Once master/master replication was activated, and the original database was migrated to our new servers, the new infrastructure was ready for use. We had two completely functional instances of the Ghost(Pro) infrastructure, old and new, with synchronized databases. However, the new infrastructure was not yet active because the
ghost.io DNS records—how our users access our services—were still pointing at the old infrastructure.
This meant that the migration of our service was now reduced to switching the DNS entries to point to the new servers. As an added benefit of using master/master database replication, our setup would allow us quickly and easily revert back to our old infrastructure if we ran into any issues.
To learn about setting up database replication in your own environment, check out these tutorials:
Step 5: Update DNS Records
The fifth step was to put our new infrastructure into production by updating our DNS records.
To put our new infrastructure into production, all we needed to do was update our DNS records for our publicly-facing cache and core servers,
Updating DNS records is sometimes problematic because of the time it takes for DNS changes to propagate. If done improperly, the propagation could take hours and users could be sent to the old and the new system. We use CloudFlare to manage our DNS entries, which allows us to make DNS changes in real-time, so we were able to avoid those issues.
When we were ready to start using our system, we performed the following sequence. First, we updated
ghost.org to point to the new core servers then tested that it worked. Next, we updated
ghost.io to point to new cache servers then ran more tests.

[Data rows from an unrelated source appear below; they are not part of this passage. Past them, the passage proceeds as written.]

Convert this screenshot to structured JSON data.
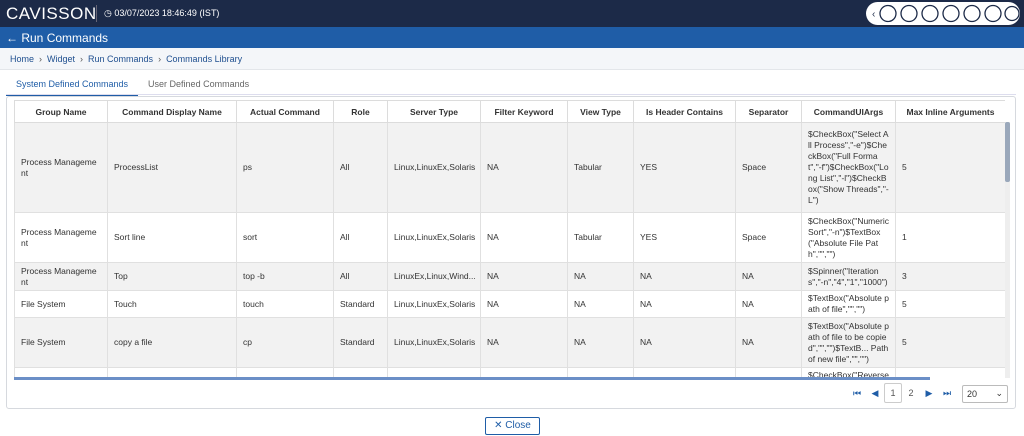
{
  "header": {
    "logo": "CAVISSON",
    "datetime": "03/07/2023 18:46:49 (IST)",
    "page_title": "Run Commands"
  },
  "breadcrumb": [
    "Home",
    "Widget",
    "Run Commands",
    "Commands Library"
  ],
  "tabs": [
    "System Defined Commands",
    "User Defined Commands"
  ],
  "table": {
    "columns": [
      "Group Name",
      "Command Display Name",
      "Actual Command",
      "Role",
      "Server Type",
      "Filter Keyword",
      "View Type",
      "Is Header Contains",
      "Separator",
      "CommandUIArgs",
      "Max Inline Arguments"
    ],
    "rows": [
      [
        "Process Management",
        "ProcessList",
        "ps",
        "All",
        "Linux,LinuxEx,Solaris",
        "NA",
        "Tabular",
        "YES",
        "Space",
        "$CheckBox(\"Select All Process\",\"-e\")$CheckBox(\"Full Format\",\"-f\")$CheckBox(\"Long List\",\"-l\")$CheckBox(\"Show Threads\",\"-L\")",
        "5"
      ],
      [
        "Process Management",
        "Sort line",
        "sort",
        "All",
        "Linux,LinuxEx,Solaris",
        "NA",
        "Tabular",
        "YES",
        "Space",
        "$CheckBox(\"Numeric Sort\",\"-n\")$TextBox(\"Absolute File Path\",\"\",\"\")",
        "1"
      ],
      [
        "Process Management",
        "Top",
        "top -b",
        "All",
        "LinuxEx,Linux,Wind...",
        "NA",
        "NA",
        "NA",
        "NA",
        "$Spinner(\"Iterations\",\"-n\",\"4\",\"1\",\"1000\")",
        "3"
      ],
      [
        "File System",
        "Touch",
        "touch",
        "Standard",
        "Linux,LinuxEx,Solaris",
        "NA",
        "NA",
        "NA",
        "NA",
        "$TextBox(\"Absolute path of file\",\"\",\"\")",
        "5"
      ],
      [
        "File System",
        "copy a file",
        "cp",
        "Standard",
        "Linux,LinuxEx,Solaris",
        "NA",
        "NA",
        "NA",
        "NA",
        "$TextBox(\"Absolute path of file to be copied\",\"\",\"\")$TextB... Path of new file\",\"\",\"\")",
        "5"
      ],
      [
        null,
        null,
        null,
        null,
        null,
        null,
        null,
        null,
        null,
        "$CheckBox(\"Reverse",
        null
      ]
    ]
  },
  "pagination": {
    "pages": [
      "1",
      "2"
    ],
    "page_size": "20"
  },
  "close_button": "Close"
}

After updating our DNS records to point to the new cache and core servers, our new infrastructure was live; all of our users were accessing our Ghost(Pro) service from our new infrastructure on DigitalOcean, the same set of servers that is presently in production.
We still had the ability to revert our DNS changes to switch back to the original infrastructure if we encountered any problems. This would only take a few seconds because the production database was still available to both infrastructures, because master/master replication was still active, and DNS propagation with CloudFlare occurs almost instantly. Fortunately, this was not necessary because the migration to new servers went through without a hitch.
As we discussed, we use CloudFlare to control our service's domain records. In addition to their DNS services, we also pay for their Application Firewall, CDN, and DDOS protection. They also provide a basic service, with fewer features, for free. To use CloudFlare to manage your domain, follow the Configure Your Domain to Use CloudFlare section of this tutorial.
Alternatively, DigitalOcean also provides name servers that you can point your domain to. However, the DigitalOcean DNS might not be the ideal solution for quick DNS propagation for a migration project because the TTL (time to live) value is not configurable. Check out how to set that up by following this tutorial: How To Point to DigitalOcean Nameservers.
If you're looking for a primer on DNS concepts, the Introduction to DNS Terminology, Components, and Concepts tutorial is a great way to get caught up.
Step 6: Decommission Old Environment
The last step was to retire the servers in our old environment.
With our service running completely on our new DigitalOcean setup, we no longer had a need for our original dedicated server infrastructure. Decommissioning our old environment would save us in operational and legacy management costs.
Before powering off our old infrastructure, we needed to switch off replication between our old and new database servers.
With database replication no longer active between our two environments, our active Ghost(Pro) setup no longer had any ties to the old infrastructure. Once we powered off our old servers, our migration was complete!
Migrating the Ghost(Pro) platform from dedicated servers to DigitalOcean was a success!
We wanted to share our experience because we know that migrating server environments is a challenging task that many projects face. We hope that the details of how we migrated to DigitalOcean will be a helpful resource to other projects that are looking to do a migration of their own.